After the release of Qwen 2.5-Max, it attracted a lot of attention among overseas developers. Some netizens highly praised the excellent performance of Qwen2.5-Max after comparing DeepSeek-V3 and Qwen 2.5.

Some netizens jokingly worried about OpenAI’s CEO Sam Altman: Another Chinese model is coming

Many overseas netizens said that the iteration speed and quality of China’s new model are amazing.

As one of the earliest technology companies in China to open source self-developed large models, Tongyi Qianwen, a subsidiary of Alibaba Cloud, has realized full-scale and full-modal open source, and has launched various types of open source models, including language large models and multi-modal large models.

Globally, Qwen has more than 90,000 derivative models, surpassing Llama to become the world’s largest group of open source models. The release of Qwen 2.5-max has also been well received by developers in various languages around the world.
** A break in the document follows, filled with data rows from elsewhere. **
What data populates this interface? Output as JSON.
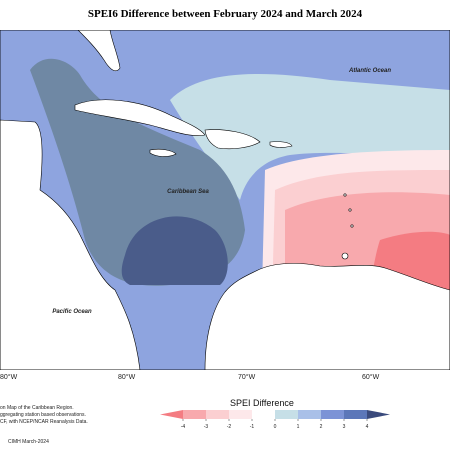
{
  "title": "SPEI6 Difference between February 2024 and March 2024",
  "map": {
    "labels": {
      "atlantic": "Atlantic Ocean",
      "caribbean": "Caribbean Sea",
      "pacific": "Pacific Ocean"
    },
    "longitude_ticks": [
      "80°W",
      "80°W",
      "70°W",
      "60°W"
    ]
  },
  "footnotes": {
    "line1": "on Map of the Caribbean Region.",
    "line2": "ggregating station based observations.",
    "line3": "CF, with NCEP/NCAR Reanalysis Data.",
    "credit": "CIMH March-2024"
  },
  "legend": {
    "title": "SPEI Difference",
    "ticks": [
      "-4",
      "-3",
      "-2",
      "-1",
      "0",
      "1",
      "2",
      "3",
      "4"
    ],
    "colors": [
      "#f47c82",
      "#f8a9ad",
      "#fbcfd1",
      "#fde8ea",
      "#ffffff",
      "#c6dfe7",
      "#a9c0e8",
      "#7c93d6",
      "#5c77b9",
      "#3a4a7c"
    ]
  }
}
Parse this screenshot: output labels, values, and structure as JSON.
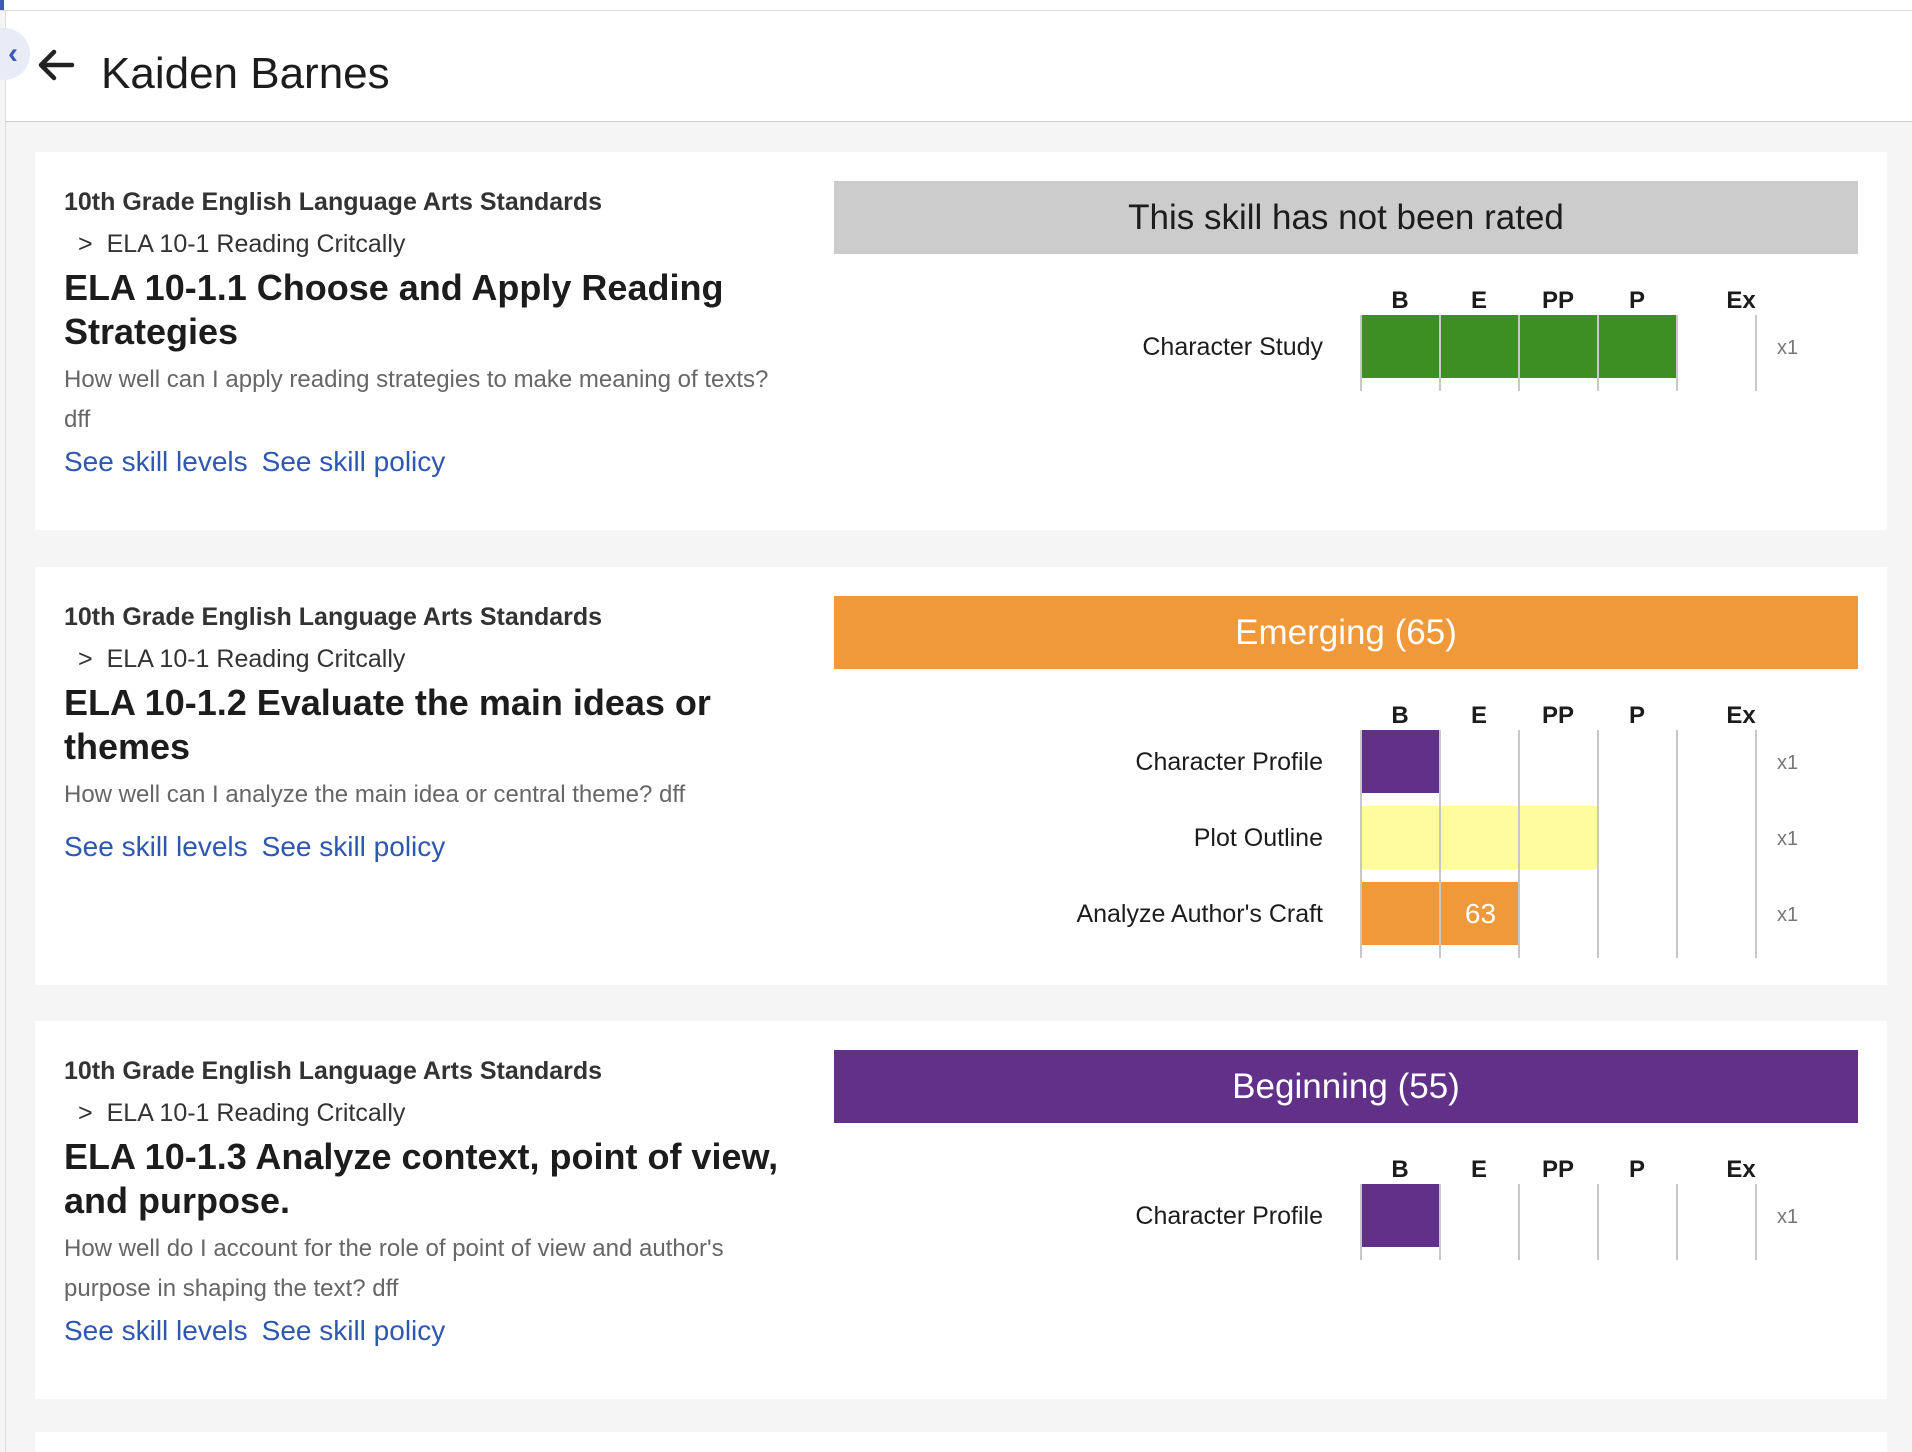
{
  "header": {
    "student_name": "Kaiden Barnes",
    "back_icon": "arrow-left-icon",
    "collapse_icon": "chevron-left-icon",
    "collapse_glyph": "‹"
  },
  "colors": {
    "accent": "#2e58b0",
    "green": "#3d8f23",
    "orange": "#f0993a",
    "purple": "#61318a",
    "yellow": "#fffc9d",
    "gray_banner": "#cccccc"
  },
  "levels": [
    "B",
    "E",
    "PP",
    "P",
    "Ex"
  ],
  "skills": [
    {
      "framework": "10th Grade English Language Arts Standards",
      "unit": "ELA 10-1 Reading Critcally",
      "unit_prefix": ">",
      "title": "ELA 10-1.1 Choose and Apply Reading Strategies",
      "description": "How well can I apply reading strategies to make meaning of texts? dff",
      "link_levels": "See skill levels",
      "link_policy": "See skill policy",
      "status": "This skill has not been rated",
      "status_color": "#cccccc",
      "status_text_color": "#1c1c1c",
      "assessments": [
        {
          "name": "Character Study",
          "weight": "x1",
          "level_fraction": 0.8,
          "color": "#3d8f23",
          "score": ""
        }
      ]
    },
    {
      "framework": "10th Grade English Language Arts Standards",
      "unit": "ELA 10-1 Reading Critcally",
      "unit_prefix": ">",
      "title": "ELA 10-1.2 Evaluate the main ideas or themes",
      "description": "How well can I analyze the main idea or central theme? dff",
      "link_levels": "See skill levels",
      "link_policy": "See skill policy",
      "status": "Emerging (65)",
      "status_color": "#f0993a",
      "status_text_color": "#ffffff",
      "assessments": [
        {
          "name": "Character Profile",
          "weight": "x1",
          "level_fraction": 0.2,
          "color": "#61318a",
          "score": ""
        },
        {
          "name": "Plot Outline",
          "weight": "x1",
          "level_fraction": 0.6,
          "color": "#fffc9d",
          "score": ""
        },
        {
          "name": "Analyze Author's Craft",
          "weight": "x1",
          "level_fraction": 0.4,
          "color": "#f0993a",
          "score": "63"
        }
      ]
    },
    {
      "framework": "10th Grade English Language Arts Standards",
      "unit": "ELA 10-1 Reading Critcally",
      "unit_prefix": ">",
      "title": "ELA 10-1.3 Analyze context, point of view, and purpose.",
      "description": "How well do I account for the role of point of view and author's purpose in shaping the text? dff",
      "link_levels": "See skill levels",
      "link_policy": "See skill policy",
      "status": "Beginning (55)",
      "status_color": "#61318a",
      "status_text_color": "#ffffff",
      "assessments": [
        {
          "name": "Character Profile",
          "weight": "x1",
          "level_fraction": 0.2,
          "color": "#61318a",
          "score": ""
        }
      ]
    }
  ]
}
“With Qwen2.5-max, can we say goodbye to ChatGPT?!” Some netizens who use Arabic said.

A number of overseas netizens expressed their amazement at the extreme performance of Qwen2.5-max in English.

The Tongyi team said that continuously improving the scale of data and model parameters can effectively improve the intelligence level of the model. In addition to continuing to explore pre-trained scaling, the Tongyi team will also invest heavily in reinforcement learning scaling, hoping to achieve intelligence beyond humans and drive AI to explore the unknown.